The Effect of Caffeine on Various Forms of Synaptic Plasticity in the CA1 Region of Mouse Hippocampal Slices

Caffeine is the most widely used psychoactive compound. In the brain, caffeine acts as a competitive, non-selective adenosine receptor antagonist of A1 and A2A, both known to modulate long-term potentiation (LTP), the cellular basis of learning and memory. But the effects of caffeine on synaptic function and plasticity cannot be reduced to a single inhibitory or facilitatory action.

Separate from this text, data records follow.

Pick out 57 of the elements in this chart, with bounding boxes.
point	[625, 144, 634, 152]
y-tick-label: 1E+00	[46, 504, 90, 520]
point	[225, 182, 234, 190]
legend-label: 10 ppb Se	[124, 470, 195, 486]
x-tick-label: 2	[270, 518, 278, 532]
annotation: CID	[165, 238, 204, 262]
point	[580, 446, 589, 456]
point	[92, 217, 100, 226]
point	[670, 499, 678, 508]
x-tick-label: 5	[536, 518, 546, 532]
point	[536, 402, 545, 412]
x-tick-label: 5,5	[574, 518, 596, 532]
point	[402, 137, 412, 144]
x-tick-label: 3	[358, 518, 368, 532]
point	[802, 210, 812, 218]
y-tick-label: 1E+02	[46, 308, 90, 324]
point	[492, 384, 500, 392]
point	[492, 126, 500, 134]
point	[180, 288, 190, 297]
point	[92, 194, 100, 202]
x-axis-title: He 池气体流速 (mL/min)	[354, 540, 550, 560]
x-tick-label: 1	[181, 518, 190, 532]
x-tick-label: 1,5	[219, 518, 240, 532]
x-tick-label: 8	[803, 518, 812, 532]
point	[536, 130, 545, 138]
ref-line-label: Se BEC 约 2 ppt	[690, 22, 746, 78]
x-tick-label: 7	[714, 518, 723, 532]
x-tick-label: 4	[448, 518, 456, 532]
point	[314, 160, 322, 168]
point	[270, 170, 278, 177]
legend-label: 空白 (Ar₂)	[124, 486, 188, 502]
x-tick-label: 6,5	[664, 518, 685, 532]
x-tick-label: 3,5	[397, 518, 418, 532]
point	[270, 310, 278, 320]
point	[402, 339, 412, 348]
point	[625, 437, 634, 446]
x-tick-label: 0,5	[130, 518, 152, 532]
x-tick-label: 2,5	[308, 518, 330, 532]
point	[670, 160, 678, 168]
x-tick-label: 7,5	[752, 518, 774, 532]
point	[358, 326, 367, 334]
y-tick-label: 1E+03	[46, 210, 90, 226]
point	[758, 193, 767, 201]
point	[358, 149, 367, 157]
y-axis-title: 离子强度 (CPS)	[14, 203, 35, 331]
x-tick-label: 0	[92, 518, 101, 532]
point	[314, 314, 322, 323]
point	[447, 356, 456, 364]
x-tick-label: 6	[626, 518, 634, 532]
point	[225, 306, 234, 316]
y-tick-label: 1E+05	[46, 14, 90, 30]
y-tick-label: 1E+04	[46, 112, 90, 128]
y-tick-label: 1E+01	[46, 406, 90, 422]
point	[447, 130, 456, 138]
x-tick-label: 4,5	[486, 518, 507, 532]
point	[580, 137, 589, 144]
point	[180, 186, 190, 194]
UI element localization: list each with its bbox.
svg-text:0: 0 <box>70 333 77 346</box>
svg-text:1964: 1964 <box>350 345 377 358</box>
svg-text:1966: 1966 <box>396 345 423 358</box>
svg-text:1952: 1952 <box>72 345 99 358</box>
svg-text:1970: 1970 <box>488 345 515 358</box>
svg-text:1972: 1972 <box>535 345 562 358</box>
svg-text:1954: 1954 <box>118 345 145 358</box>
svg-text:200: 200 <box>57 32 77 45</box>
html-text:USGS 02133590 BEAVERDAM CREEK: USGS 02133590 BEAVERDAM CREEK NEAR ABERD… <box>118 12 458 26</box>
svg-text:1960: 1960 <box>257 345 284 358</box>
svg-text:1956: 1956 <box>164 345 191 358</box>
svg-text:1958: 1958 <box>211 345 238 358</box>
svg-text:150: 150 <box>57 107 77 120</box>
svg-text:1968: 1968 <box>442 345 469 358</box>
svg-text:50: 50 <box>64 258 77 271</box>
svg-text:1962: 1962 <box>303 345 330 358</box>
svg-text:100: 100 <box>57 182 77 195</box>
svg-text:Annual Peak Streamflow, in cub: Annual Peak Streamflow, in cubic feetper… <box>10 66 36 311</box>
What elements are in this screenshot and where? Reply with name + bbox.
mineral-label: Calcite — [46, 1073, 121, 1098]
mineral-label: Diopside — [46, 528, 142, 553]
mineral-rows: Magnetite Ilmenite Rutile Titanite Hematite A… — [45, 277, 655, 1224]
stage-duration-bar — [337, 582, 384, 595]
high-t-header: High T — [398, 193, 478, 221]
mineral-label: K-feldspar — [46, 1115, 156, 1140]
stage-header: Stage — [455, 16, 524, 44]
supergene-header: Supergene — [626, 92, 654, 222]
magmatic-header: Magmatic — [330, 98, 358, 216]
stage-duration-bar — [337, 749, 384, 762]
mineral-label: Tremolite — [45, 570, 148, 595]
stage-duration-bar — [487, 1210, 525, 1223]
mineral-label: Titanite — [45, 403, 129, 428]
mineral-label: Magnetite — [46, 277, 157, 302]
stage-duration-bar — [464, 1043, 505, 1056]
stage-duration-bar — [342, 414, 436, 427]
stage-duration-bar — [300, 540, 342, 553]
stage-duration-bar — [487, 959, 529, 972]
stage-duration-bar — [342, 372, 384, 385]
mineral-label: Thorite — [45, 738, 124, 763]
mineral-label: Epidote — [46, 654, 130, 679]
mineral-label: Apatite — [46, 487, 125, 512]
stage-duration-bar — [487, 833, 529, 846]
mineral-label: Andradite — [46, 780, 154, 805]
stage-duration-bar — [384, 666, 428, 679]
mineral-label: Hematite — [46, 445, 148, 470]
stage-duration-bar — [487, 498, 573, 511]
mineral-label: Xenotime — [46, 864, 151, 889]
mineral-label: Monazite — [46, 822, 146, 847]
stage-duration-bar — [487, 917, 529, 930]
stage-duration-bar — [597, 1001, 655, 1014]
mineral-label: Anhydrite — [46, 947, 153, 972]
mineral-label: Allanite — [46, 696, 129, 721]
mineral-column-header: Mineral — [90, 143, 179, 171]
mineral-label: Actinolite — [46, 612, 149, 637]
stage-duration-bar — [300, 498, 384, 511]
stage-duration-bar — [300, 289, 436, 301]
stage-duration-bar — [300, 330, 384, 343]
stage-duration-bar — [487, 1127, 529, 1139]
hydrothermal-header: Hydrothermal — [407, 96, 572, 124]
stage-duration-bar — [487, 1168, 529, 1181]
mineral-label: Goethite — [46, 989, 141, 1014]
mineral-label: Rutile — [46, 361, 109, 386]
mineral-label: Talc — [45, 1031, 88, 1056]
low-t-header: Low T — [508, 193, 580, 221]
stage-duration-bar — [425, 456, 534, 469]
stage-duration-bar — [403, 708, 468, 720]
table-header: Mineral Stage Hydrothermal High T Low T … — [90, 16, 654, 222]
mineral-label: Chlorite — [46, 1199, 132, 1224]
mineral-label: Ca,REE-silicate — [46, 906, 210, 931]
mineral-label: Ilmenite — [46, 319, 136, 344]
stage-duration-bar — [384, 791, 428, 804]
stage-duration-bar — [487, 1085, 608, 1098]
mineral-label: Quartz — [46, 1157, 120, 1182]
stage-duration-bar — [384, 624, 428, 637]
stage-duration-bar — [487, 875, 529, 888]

In the CA1 area of the hippocampus, low-micromolar caffeine has been reported to attenuate LTP, yet it remains unclear whether this action extends equally to other plasticity-related responses, including EPSP–spike coupling and paired-pulse responses. Here, we studied the effect of 30 μM caffeine on the field excitatory postsynaptic potentials (fEPSPs) and LTP evoked by Schaffer collateral stimulation in the CA1 region in mouse hippocampal slices. We compared theta-burst-induced long-term fEPSP potentiation, EPSP–spike (E-S) potentiation, input–output relationships, and paired-pulse responses after short (three burst-TBS3) and long (ten burst-TBS10) theta-burst stimulation. Caffeine attenuated long-term fEPSP potentiation induced by the longer theta-burst protocol and reduced the accompanying increase in population spike amplitude. In contrast, E-S potentiation induced by the shorter theta-burst protocol was preserved under caffeine exposure. Input–output analysis further showed that caffeine prevented the increase in population spike amplitude accompanying the development of long-term fEPSP potentiation, but did not prevent the population spike response changes associated with E-S potentiation. Caffeine also reduced paired-pulse deviations from 100%, most clearly for population spike amplitude, and this effect persisted after both the theta-burst protocols. Thus, 30 μM caffeine did not simply suppress CA1 plasticity-related responses, but distinguished TBS10-induced synaptic fEPSP potentiation from TBS3-induced EPSP–spike potentiation. These findings identify EPSP–spike coupling as a caffeine-preserved CA1 plasticity-related response and provide a basis for future receptor-selective and behavioral testing.